Aileen O’Hara (Emily Watson, sinking her teeth into her meatiest role in ages) is a crew chief at a seafood processing plant. She and her husband Con (Declan Conion) seem to more or less share the same space, brought together mostly by their first grandchild, born to their daughter.

Then, quite unexpectedly, Aileen’s son Brian (Paul Mescal) appears after spending seven uncommunicative years in Australia.  Aileen is overjoyed to have her boy back in the fold. Her husband less so…it’s all he can do to shake Brian’s hand. What’s that about?

At first glance Brian is a handsome charmer.  But his behavior raises questions  He left home suddenly (why?) and rarely communicated with his family during his long absence.  Now he’s back (again, why?) ready to take over the long-unattended oyster beds owned by his uncle.

Aileen is too thrilled having her firstborn back under her wing to dwell on such business. But within weeks of his return Brian is accused of sexually assaulting his old girlfriend Sarah (Aisling Franciosi of “The Nightingale”), one of Aileen’s co-workers.

Interviewed by the police, Aileen lies, providing Brian with an alibi. She does so automatically, almost without thinking.

But in the aftermath her conscience begins gnawing.  She senses something disquieting beneath her boy’s outward magnetism.  Worse, Sarah sticks to her accusation and becomes a pariah in their tiny community.

Viewers who demand that everything be spelled out for them will find little solace in “God’s Creatures.”  The film’s narrative approach is elliptical; there’s all sorts of suggestion but little solid information.
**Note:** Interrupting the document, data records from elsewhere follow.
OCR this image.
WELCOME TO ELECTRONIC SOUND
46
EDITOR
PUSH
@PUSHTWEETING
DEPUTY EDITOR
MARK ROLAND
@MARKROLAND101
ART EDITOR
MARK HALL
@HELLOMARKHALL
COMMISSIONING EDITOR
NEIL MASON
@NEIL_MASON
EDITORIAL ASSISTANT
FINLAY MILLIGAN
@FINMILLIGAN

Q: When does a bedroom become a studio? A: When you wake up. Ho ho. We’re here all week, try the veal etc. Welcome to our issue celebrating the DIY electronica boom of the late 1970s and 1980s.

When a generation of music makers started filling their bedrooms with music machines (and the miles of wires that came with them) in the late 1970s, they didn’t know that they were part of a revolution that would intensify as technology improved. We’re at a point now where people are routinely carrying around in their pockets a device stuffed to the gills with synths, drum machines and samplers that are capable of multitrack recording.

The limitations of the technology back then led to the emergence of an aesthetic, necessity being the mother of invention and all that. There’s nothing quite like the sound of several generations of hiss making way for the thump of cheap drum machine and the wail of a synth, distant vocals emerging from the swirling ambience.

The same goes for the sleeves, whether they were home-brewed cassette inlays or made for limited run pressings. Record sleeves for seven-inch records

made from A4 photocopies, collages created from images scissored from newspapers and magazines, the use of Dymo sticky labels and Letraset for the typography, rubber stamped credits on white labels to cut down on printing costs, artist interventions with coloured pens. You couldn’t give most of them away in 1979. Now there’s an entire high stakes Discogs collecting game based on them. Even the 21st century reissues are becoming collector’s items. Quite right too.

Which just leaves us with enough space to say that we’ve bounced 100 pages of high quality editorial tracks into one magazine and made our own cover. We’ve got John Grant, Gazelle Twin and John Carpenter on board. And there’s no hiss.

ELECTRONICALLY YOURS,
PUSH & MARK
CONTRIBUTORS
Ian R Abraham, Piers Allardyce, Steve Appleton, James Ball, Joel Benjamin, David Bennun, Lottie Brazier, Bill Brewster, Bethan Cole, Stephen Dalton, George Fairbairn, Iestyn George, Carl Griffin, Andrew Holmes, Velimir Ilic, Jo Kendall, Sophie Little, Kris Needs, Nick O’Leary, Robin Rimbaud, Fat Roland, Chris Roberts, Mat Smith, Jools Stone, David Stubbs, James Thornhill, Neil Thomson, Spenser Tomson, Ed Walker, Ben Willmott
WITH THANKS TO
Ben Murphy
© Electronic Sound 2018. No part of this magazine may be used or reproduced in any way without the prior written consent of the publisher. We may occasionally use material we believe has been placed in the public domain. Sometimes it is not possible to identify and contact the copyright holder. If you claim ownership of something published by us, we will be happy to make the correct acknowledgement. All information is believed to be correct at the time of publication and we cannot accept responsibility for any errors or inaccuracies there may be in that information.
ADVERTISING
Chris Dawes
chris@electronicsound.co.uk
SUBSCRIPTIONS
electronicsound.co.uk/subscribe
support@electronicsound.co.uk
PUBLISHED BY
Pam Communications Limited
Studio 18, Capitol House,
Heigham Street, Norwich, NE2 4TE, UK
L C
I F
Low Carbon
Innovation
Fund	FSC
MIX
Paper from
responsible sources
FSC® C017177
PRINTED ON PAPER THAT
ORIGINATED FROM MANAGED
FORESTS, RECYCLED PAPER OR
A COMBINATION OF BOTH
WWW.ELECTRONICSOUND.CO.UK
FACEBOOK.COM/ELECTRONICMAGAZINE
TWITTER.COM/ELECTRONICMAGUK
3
Uncertainty seeps through Fodhia Cronin O’Reilly and Shane Crowley’s screenplay and is reflected in the carefully contained performances.  Watson suggests Aileen’s torn loyalties not with bit speeches but through her eyes.  Similarly, Mescal — who made a big splash as the overwhelmingly decent leading man of Hulu’s “Normal People” — cannily uses his good-guy image to disguise Brian’s true nature.

No doubt many will find the film’s understated approach too remote. And the denouement of Brian’s story arc is borderline ridiculous, a deus ex machina  moment comes out of left field.

On the plus side, the film works extremely well as a study of working class life, with its economic uncertainties and demeaning situations.